There’s nothing malicious or sadistic in the way these officers behaved,” Williams told CNN at the time. “It’s very unfortunate that the law enforcement leaders in Georgia have not come out and stood together on this case. It’s political and it’s senseless.”
He also said that scapegoating Rolfe sends the wrong message to black youth in Atlanta and elsewhere.
“We’re sending the wrong message to our black youth,” Williams said. “We’re telling them that it’s OK — that they can run from the police, that they can take a weapon from the police, they can fight with the police, and point their weapon at the police — and expect nothing to happen. That is the wrong message to send to black youth.”
At the time of Rolfe’s firing, Atlanta Mayor Keisha Lance Bottoms, who is black, appeared to line up against her officer, telling a press conference, “I don’t believe that this was a use of justified deadly force.”

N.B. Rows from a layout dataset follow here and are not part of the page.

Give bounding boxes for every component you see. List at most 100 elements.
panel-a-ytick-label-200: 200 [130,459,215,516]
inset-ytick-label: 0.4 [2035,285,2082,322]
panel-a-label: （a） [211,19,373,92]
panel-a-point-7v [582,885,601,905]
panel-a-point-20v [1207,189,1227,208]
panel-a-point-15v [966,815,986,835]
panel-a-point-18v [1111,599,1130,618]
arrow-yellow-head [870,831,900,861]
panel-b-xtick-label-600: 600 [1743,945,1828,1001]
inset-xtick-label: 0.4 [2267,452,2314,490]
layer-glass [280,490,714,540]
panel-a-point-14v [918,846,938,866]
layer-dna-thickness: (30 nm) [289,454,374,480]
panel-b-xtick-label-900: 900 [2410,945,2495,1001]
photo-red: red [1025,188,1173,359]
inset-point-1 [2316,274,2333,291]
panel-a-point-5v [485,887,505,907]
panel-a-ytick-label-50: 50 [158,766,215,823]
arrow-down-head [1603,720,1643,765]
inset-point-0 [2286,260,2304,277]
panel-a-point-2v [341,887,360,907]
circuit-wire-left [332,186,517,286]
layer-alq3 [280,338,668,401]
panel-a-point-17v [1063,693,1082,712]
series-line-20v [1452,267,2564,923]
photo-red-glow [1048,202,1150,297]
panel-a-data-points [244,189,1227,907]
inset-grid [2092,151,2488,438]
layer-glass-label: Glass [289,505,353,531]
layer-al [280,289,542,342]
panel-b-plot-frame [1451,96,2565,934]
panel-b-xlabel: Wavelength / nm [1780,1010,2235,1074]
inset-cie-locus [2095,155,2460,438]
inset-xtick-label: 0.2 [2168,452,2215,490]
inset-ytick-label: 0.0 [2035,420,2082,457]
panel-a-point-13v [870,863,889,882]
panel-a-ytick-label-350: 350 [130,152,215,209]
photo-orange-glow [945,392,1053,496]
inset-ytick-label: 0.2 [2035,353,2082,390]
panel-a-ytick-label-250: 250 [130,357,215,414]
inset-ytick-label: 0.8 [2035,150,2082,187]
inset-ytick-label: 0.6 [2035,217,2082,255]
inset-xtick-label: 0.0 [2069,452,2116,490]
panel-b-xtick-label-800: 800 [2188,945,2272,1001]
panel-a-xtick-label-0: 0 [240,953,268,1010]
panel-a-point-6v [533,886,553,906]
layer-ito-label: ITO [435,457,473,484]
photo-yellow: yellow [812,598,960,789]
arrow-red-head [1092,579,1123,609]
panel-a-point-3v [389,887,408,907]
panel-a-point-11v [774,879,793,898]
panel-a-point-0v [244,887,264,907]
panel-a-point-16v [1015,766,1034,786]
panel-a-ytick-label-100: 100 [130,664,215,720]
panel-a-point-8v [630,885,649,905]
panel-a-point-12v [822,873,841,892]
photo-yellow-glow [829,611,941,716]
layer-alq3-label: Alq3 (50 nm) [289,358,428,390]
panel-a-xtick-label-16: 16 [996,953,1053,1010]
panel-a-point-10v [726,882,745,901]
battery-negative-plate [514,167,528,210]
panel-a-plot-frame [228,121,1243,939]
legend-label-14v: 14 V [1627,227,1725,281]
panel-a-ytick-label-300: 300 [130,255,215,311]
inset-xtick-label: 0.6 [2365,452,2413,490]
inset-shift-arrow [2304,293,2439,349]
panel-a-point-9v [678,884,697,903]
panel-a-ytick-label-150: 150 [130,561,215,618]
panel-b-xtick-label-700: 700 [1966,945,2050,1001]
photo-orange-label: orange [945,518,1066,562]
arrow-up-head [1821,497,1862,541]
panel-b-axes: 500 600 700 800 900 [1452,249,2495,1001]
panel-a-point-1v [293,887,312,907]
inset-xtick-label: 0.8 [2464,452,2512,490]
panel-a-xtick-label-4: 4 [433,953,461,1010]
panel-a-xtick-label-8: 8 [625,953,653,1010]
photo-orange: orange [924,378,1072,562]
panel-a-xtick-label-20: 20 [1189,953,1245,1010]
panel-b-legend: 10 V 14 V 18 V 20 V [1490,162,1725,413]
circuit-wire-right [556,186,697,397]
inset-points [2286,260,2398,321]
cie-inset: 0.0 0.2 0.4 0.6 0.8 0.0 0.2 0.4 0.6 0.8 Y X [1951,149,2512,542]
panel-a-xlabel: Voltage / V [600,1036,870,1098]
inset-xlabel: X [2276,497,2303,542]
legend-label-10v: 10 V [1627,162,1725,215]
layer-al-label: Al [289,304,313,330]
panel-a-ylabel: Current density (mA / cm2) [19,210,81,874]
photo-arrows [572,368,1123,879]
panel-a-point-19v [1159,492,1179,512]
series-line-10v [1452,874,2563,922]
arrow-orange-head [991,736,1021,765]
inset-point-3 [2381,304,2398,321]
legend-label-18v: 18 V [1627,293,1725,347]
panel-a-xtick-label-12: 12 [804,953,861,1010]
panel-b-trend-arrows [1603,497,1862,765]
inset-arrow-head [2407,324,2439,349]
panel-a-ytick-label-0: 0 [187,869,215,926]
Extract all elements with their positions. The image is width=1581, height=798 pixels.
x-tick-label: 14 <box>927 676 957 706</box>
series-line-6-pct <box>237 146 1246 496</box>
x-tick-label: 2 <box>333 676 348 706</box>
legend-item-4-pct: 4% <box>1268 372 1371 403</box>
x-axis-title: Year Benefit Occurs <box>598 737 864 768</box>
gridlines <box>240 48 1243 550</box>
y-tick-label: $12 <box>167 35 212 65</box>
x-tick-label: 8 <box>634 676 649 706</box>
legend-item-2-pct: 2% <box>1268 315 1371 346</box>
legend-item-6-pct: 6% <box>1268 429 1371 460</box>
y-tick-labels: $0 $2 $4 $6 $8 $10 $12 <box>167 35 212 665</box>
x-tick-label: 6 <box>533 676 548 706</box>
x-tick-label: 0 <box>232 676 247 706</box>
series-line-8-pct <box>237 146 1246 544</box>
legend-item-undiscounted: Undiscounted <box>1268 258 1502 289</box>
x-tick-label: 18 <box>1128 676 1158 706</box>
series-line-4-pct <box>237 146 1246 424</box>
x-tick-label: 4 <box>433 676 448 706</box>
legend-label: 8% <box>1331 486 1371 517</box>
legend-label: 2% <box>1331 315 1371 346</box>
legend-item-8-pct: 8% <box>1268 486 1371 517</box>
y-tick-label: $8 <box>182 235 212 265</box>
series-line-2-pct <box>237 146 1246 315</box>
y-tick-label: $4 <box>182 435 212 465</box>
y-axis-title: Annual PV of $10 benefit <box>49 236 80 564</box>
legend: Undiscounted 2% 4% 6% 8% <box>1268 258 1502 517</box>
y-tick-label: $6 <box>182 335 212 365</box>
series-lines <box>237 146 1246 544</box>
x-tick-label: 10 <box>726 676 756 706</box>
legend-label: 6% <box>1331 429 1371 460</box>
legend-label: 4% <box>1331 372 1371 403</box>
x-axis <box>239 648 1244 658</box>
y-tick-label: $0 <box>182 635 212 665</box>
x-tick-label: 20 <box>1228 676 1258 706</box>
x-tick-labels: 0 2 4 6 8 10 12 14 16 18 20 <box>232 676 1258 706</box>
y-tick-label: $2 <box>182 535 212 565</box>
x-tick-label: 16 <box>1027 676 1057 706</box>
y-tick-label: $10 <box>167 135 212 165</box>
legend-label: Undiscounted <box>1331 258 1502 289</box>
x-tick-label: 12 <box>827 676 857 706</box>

As for the Atlanta board, officials also reinstated Ivory Streeter and Mark Gardner after they were fired for tasing college student protesters Taniyah Pilgrim and Messiah Young last summer amid riots in the city.
Rolfe’s attorney, Lance LoRusso, argued before the board last month that his client’s situation was very similar to those of Streeter and Gardner, who also were fired quickly without being given a chance to speak to officials in defense of their actions.
Specifically, the board noted the lack of a required 10-day notice.
“In this case, the effective date of the discipline was June 14, 2020, and the (notice of proposed adverse action) and the (notice of final adverse action) were issued to the Appellant’s Union Representative at virtually the same time on June 13, 2020. As such, the City’s actions were not compliant with the ten days prior notice period as required by the Code,” the ruling noted.